"If you're not thin, you're not attractive." "Maintaining weight is the most important thing."
In today's society of social networks these thoughts tempt millions of people whose ambition to turn their personal appearance into a brand identity pushes an obsession for the image that, however, comes from time ago. In 1689 Dr. Richard Morton sees the first documented patient of what he would call nervous consumption. Years later, in the late 19th century, theorists from the American Psychiatric Association would give medical reports of what we know today as Anorexia Nervosa. In the 1970s, when thinness was sought as a canon of beauty, a considerable increase in eating disorders or ACTs began.
Anorexia is a mental illness where the person feels an acute fear of gaining weight or gaining weight, presenting abnormal behaviors in terms of diet, weight, volume and body silhouette, having a distorted view of reality and itself. Prolonged fasting produces other derived pathologies, such as osteopenia, epilepsy, jaundice, behavioural alterations, depression, anxiety and sometimes aggressive behaviour.

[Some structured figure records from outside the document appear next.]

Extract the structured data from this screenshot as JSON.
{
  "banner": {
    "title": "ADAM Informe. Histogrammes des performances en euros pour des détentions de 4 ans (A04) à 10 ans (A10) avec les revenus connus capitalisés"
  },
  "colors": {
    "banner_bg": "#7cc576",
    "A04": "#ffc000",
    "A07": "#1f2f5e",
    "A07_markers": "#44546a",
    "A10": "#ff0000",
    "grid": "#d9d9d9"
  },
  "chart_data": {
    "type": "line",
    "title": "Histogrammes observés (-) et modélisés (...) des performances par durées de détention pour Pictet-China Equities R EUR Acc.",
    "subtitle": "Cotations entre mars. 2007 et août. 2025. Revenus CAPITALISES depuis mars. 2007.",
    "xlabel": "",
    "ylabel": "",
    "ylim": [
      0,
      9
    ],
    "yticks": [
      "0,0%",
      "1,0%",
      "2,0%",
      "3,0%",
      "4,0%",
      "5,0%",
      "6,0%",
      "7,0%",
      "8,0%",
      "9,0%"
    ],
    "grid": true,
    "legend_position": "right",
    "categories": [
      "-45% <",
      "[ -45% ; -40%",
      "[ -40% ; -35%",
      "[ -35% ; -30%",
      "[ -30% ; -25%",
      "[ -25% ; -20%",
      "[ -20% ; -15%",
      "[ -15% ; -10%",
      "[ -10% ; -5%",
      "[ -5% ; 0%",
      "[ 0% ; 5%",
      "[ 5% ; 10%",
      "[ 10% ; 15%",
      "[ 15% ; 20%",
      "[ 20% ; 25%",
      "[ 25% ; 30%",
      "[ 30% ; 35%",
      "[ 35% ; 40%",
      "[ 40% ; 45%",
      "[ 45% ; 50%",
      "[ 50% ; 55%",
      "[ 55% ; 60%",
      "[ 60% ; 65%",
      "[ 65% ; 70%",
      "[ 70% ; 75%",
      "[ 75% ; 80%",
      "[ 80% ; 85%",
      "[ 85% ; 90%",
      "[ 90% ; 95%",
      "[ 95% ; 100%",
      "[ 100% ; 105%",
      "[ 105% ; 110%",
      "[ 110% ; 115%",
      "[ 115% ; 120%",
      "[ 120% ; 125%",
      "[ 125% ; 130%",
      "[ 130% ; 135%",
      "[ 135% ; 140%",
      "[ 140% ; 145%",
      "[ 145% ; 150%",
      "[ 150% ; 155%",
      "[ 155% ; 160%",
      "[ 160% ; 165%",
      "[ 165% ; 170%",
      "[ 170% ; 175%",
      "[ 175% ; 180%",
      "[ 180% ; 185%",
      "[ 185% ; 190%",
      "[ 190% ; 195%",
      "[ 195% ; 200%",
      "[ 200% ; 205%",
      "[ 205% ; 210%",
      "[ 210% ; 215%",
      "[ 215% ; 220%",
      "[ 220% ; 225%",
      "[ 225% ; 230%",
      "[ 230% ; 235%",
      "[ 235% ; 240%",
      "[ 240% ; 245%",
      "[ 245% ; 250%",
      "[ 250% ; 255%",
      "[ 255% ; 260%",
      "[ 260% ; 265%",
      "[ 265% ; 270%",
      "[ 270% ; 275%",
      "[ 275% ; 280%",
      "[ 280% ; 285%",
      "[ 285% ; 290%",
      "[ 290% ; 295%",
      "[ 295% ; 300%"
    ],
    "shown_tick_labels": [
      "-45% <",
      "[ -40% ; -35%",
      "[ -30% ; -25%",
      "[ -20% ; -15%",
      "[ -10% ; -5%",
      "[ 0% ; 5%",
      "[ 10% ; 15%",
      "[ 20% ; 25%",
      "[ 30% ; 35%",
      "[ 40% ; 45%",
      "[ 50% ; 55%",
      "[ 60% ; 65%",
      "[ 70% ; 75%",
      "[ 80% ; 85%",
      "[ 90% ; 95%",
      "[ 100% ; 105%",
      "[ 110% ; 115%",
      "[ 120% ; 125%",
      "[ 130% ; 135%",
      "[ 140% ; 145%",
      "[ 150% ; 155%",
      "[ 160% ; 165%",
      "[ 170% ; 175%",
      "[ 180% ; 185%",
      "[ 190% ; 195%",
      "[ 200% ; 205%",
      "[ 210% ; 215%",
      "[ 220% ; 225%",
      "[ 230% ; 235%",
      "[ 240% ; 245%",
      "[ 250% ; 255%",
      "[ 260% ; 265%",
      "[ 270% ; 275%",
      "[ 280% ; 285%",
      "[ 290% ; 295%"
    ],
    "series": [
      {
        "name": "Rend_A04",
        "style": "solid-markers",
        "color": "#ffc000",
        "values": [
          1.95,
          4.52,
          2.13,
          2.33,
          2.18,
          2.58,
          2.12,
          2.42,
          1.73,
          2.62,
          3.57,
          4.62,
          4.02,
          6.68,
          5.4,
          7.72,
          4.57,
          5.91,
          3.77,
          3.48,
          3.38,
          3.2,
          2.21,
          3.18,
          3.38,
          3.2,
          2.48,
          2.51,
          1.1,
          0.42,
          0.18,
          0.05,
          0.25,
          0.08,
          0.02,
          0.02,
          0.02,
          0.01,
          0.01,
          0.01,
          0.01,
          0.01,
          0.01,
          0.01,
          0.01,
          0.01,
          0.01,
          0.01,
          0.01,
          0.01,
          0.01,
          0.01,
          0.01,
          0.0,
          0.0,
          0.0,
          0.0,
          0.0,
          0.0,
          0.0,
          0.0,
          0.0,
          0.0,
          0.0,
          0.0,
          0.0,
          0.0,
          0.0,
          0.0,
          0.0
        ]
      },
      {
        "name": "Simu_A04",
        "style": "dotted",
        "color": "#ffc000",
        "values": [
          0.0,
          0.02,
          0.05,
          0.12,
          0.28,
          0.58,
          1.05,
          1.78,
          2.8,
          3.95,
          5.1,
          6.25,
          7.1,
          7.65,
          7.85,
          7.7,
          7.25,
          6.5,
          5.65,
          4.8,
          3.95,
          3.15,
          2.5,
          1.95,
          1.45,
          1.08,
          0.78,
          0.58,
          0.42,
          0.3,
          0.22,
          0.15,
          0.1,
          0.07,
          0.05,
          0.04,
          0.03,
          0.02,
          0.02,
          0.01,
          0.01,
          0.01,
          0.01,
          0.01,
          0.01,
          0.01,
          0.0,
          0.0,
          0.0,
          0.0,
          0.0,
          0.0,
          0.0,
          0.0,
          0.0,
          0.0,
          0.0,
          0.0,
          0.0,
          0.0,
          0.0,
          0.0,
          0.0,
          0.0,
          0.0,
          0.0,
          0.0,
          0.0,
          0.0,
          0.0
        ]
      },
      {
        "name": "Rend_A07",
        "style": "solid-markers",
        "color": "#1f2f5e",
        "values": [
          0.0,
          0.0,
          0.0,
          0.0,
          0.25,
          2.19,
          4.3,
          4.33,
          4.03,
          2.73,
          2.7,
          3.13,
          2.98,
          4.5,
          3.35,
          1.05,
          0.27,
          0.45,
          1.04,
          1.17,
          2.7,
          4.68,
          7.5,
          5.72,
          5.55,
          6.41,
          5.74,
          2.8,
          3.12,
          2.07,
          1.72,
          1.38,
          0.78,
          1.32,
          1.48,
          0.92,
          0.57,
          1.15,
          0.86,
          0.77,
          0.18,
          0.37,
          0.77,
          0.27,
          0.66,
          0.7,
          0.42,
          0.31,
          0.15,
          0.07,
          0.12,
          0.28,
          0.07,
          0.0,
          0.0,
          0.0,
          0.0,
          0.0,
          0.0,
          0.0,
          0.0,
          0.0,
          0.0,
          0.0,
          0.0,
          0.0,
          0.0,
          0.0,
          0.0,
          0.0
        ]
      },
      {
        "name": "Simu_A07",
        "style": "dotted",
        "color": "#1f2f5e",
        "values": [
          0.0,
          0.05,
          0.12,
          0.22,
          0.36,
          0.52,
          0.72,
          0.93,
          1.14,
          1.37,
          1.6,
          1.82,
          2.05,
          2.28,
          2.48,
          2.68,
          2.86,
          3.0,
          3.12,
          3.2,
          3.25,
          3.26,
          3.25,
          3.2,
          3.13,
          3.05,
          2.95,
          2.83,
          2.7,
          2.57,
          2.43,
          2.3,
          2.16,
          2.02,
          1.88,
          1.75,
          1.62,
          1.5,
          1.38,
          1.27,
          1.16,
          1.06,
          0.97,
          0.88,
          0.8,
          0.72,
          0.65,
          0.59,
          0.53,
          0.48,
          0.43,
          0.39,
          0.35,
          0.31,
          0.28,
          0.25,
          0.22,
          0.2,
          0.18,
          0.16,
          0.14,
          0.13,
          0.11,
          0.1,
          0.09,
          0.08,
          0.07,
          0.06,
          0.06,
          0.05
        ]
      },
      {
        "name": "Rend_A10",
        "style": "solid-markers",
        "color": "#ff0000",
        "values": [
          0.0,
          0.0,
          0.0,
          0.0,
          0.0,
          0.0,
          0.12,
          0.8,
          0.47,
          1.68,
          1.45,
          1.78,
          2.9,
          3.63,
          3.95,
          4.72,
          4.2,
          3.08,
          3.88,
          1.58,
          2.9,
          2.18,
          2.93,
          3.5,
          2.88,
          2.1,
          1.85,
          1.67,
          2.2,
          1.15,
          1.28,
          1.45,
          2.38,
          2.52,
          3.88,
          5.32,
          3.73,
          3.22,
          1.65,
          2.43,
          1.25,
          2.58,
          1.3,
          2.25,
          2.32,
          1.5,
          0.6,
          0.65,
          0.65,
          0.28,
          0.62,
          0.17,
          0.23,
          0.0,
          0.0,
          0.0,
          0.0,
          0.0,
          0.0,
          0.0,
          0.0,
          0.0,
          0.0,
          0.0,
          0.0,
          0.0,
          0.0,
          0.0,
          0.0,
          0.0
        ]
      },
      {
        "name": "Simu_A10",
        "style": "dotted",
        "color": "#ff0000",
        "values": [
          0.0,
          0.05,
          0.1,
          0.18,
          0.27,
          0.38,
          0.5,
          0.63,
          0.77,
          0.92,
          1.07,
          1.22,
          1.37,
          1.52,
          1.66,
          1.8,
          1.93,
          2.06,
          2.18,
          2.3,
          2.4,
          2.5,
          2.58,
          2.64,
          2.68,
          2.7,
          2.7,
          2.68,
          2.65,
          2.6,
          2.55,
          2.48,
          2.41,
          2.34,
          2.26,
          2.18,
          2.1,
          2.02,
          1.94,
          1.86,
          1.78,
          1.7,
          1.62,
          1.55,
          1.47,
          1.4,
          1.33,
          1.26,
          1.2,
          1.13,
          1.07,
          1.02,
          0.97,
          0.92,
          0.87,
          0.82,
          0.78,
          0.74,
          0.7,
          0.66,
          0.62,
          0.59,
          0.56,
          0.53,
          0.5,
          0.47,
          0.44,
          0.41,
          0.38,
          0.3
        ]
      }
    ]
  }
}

According to Red Cross reports, 1 out of every 100 women, the vast majority of whom are teenagers, suffer from anorexia. Some cases are taken to the extreme, becoming a chronic disease, causing work, social and family dysfunctions. At the same time, during the course of the illness and the recovery process, both those affected and those around them suffer intensely.
There are a series of risk factors in adolescence such as early onset of puberty, sexualization of childhood, being overweight, living in an environment excessively concerned with aesthetics (beauty contests, modeling, elite sports, etc.), early access to the Internet and social networks. The social pressure to adapt to slim models and the desire to accept culture about weight control, diets and slimming formulas without a qualified health check are increasingly increasing behaviors. In Spain there are around 400,000 people who suffer from ACT, mostly young people under the age of 24 where the incidence of the disease has increased by 15% in children under 12, in the last four years. Nine out of ten diagnoses are young women, although it is now common for boys to begin to develop risk patterns that could lead to disorders.
Prevention is key in eating disorders, the family being a very important pillar. In this sense, more information is needed on the disease, the development of strategies for action and advice, with greater public involvement in prevention and early diagnosis.